Buku tersebut ditulis berdasarkan pengalaman Eduard Douwes Dekker sendiri
selama menjadi Asisten Residen di Lebak. Jabantannya sebagai asisten residen
yang merupakan jabatan pemerintahan kolonial tertinggi di tingkat Afdeling
(kebupaten) membuat Eduard Douwes Dekker sering mendapat aduan dari
masyarakat pribumi yang mendapat penindasan dari penguasa.

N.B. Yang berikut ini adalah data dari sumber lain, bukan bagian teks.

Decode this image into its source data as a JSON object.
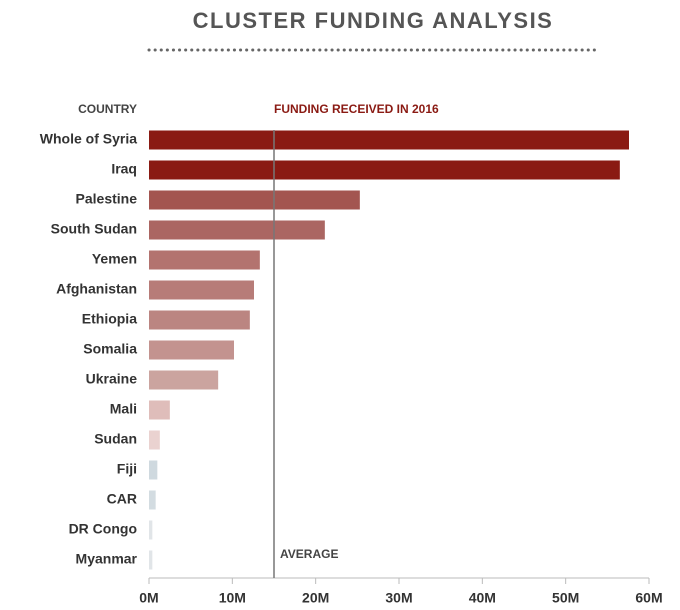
{
  "chart_data": {
    "type": "bar",
    "orientation": "horizontal",
    "title": "CLUSTER FUNDING ANALYSIS",
    "category_header": "COUNTRY",
    "value_header": "FUNDING RECEIVED IN 2016",
    "categories": [
      "Whole of Syria",
      "Iraq",
      "Palestine",
      "South Sudan",
      "Yemen",
      "Afghanistan",
      "Ethiopia",
      "Somalia",
      "Ukraine",
      "Mali",
      "Sudan",
      "Fiji",
      "CAR",
      "DR Congo",
      "Myanmar"
    ],
    "values": [
      57600000,
      56500000,
      25300000,
      21100000,
      13300000,
      12600000,
      12100000,
      10200000,
      8300000,
      2500000,
      1300000,
      1000000,
      800000,
      400000,
      400000
    ],
    "colors": [
      "#8a1a13",
      "#8a1a13",
      "#a35550",
      "#ab6662",
      "#b3736f",
      "#b77c78",
      "#bb8581",
      "#c3938f",
      "#cba49f",
      "#dfbdba",
      "#ead2d0",
      "#cfd9df",
      "#d3dce1",
      "#e1e5e8",
      "#e1e5e8"
    ],
    "average": {
      "value": 15000000,
      "label": "AVERAGE"
    },
    "xlim": [
      0,
      60000000
    ],
    "xticks": [
      {
        "value": 0,
        "label": "0M"
      },
      {
        "value": 10000000,
        "label": "10M"
      },
      {
        "value": 20000000,
        "label": "20M"
      },
      {
        "value": 30000000,
        "label": "30M"
      },
      {
        "value": 40000000,
        "label": "40M"
      },
      {
        "value": 50000000,
        "label": "50M"
      },
      {
        "value": 60000000,
        "label": "60M"
      }
    ]
  }
}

Selain itu, tugas
asisten residen yang juga sekaligus merupakan penasehat bupati membuat Eduard
Douwes Dekker dapat menyaksikan langsung bagaimana kesewang-wenangan
yang dilakukan bupati terhadap rakyatnya. Terlebih lagi pengalaman langsung
menyaksikan penindasan terhadap rakyat pribumi selama dia bertugas diberbagai
daerah di Hindia-Belanda menurut saya telah cukup menjadikannya sebagai
sumber penulisan bagi buku Max Havelaar-nya.
Seperti telah disebutkan di atas, buku Max Havelaar ditulis dalam bentuk fiksi
dengan terdiri dari 3 buah cerita dan seakan-akan juga ditulis oleh 3 orang yang
berlainan. Lalu kenapa buku ini dibuat dalam bentuk fiksi ? Menurut saya hal
tersebut sangat berkaitan dengan situasi zaman saat itu. Situasi zaman saat itu
tidak memperbolehkan adanya tulisan-tulisan yang berkaitan dengan kritik
terhadap pemerintah yang kiranya dapat memicu konflik antara rakyat dengan
pemerintah dan yang kiranya dapat membangkitkan nasionalisme serta
perlawanan rakyat terhadap pemerintah. Buku tersebut ditulis dalam bentuk fiksi
adalah agar dapat menghindarkannya dari kecurigaan pemerintah Belanda akan
hal tersebut sehingga dengan cara tersebut dapat mengelabuhi pemerintah yang
berkuasa sehingga tulisan itu tetap dapat tersebar luas ke seluruh dunia. Karena
apabila tulisan tersebut terlalu fulgar dalam penulisan kritik terhadap pemerintah
maka sebelum tulisan tersebut dapat tersebar mungkin telah disita dan
dilenyapkan terlebih dahulu oleh pemerintah yang berkuasa. Pun begitu dengan

nama samaran Multatuli yang dipakai oleh Eduard Douwes Dekker. Nama
tersebut digunakan selain sebagai cerminan dari penderitaan rakyat (Multatuli =
aku yang menderita) juga sebagai kamuflase untuk menjaga diri agar tidak
diburu oleh pemerintah yang berkuasa.
Terkait dengan cerita yang ada didalamnya, kenapa kemudian dibuat 3 buah
cerita. Menurut saya hal tersebut dilakukan untuk menggambarkan penindasan
yang dialami rakyat pribumi dari tiga sudut pandang yang berbeda, yaitu pertama
dari sudut pandang penguasa yang dicerminkan oleh tokoh Droogstoppel
seorang makelar kopi; yang kedua dari sudut pandang orang yang berada diantara
dua sisi (penguasa dan rakyat) yaitu pegawai pemerintah kolonial yang
menyaksikan

langsung

penindasan

yang

dialami

rakyat

pribumi

yang

digambarkan oleh tokoh Max Havelaar seorang asisten residen di Hindia


Belanda yang berusaha membela keadilan; dan yang ketiga dari sudut pandang
rakyat pribumi itu sendiri yang diwakili oleh Saidjah dan Adinda. Menurut saya
hal tersebut dilakukan untuk lebih menguatkan unsur objektivitas dalam penulisan
kisah tersebut karena ditulis dalam tiga sudut pandang yang berbeda dengan
harapan agar orang akan lebih yakin dan percaya bahwa apa yang ditulisnya
(Eduard Douwes Dekker) adalah sebuah kebenaran.